The scenario has already become reality in the neighboring country. The pioneer, for the worst reasons, has been the Barreiro-Montijo Hospital Center, which has already received fines from the National Data Protection Commission (CNPD), under the RGPD. In total, the hospital has received fines of 400 thousand euros due to the allegedly indiscriminate access to clinical processes of patients by technicians and doctors without proper authorization.

It should be remembered that, within the scope of European regulation, sanctions have a maximum limit of 20 million euros or 4% of the global turnover. The specific rules of application of the GDPR in Portugal depend on the official publication of a national law, which has not yet happened to date. In a bill approved in March in the Council of Ministers and that ended up not succeeding, the Government designated the CNPD as the national control authority of the RGPD. Without national legislation, the general provisions of the European regulation apply.

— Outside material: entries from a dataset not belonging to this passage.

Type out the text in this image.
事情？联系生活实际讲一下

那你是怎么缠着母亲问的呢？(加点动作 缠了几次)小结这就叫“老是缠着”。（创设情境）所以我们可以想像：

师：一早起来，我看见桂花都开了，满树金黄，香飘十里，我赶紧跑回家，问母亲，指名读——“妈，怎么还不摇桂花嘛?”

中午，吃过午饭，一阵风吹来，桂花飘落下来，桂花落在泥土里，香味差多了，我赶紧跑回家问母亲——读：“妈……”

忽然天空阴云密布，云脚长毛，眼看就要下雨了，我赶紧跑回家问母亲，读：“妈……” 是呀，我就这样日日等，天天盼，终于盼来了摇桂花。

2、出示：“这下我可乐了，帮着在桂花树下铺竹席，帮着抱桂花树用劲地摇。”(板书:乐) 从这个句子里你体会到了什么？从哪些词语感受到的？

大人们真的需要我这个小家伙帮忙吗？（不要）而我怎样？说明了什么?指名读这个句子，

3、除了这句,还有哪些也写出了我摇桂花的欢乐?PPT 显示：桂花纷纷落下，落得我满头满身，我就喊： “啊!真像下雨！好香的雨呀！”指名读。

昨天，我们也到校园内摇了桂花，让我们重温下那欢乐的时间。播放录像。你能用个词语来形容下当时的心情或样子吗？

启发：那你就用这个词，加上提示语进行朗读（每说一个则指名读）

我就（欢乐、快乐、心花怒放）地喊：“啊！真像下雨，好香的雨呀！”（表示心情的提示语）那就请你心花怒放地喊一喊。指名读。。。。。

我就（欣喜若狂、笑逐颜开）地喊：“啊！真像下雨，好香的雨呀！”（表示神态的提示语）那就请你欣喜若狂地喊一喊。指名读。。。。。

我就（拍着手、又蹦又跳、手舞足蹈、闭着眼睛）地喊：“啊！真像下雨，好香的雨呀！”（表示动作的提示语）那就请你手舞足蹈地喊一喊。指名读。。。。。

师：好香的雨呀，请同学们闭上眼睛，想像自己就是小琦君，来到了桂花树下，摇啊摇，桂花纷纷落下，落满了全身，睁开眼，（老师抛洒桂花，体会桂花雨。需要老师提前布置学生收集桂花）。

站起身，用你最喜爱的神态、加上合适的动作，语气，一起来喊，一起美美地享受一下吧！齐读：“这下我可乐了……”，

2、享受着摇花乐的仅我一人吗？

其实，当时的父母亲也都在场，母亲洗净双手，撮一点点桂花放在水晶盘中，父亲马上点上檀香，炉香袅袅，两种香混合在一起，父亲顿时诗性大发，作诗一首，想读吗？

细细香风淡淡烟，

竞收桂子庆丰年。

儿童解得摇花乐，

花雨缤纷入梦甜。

Does the outlook vary by industry?

Although the text was in force, its legal application has not been until today, May 25, 2018, the entry of its application. However, many companies have begun to prepare themselves through risk analysis of the data processing they carry out in their organization

The 2018 Regulation increases the commitment of companies and organizations; although mostly this implication refers to a different data management system. Public bodies, such as the Spanish Agency for Data Protection, are developing systems that allow the specification of risks for SMEs. Specifically, the following companies or groups will be required to have a DPD (Data Protection Delegate): Professional Associations or Associations; Teaching Centers, Education or Schools; Companies dedicated to network management; Information Societies; Solvency Companies, Financial Reports or Banking; Insurers; Investment Companies; Energy Companies; Advertising and Commercial Prospecting Companies; Socio-Health Companies; Gambling companies and recreational machines; Private Security Companies. For all of them, the hiring of an accredited / approved professional as DPP will be required either internally or external. Hiring of an accredited / approved professional as DPP either internally or externally.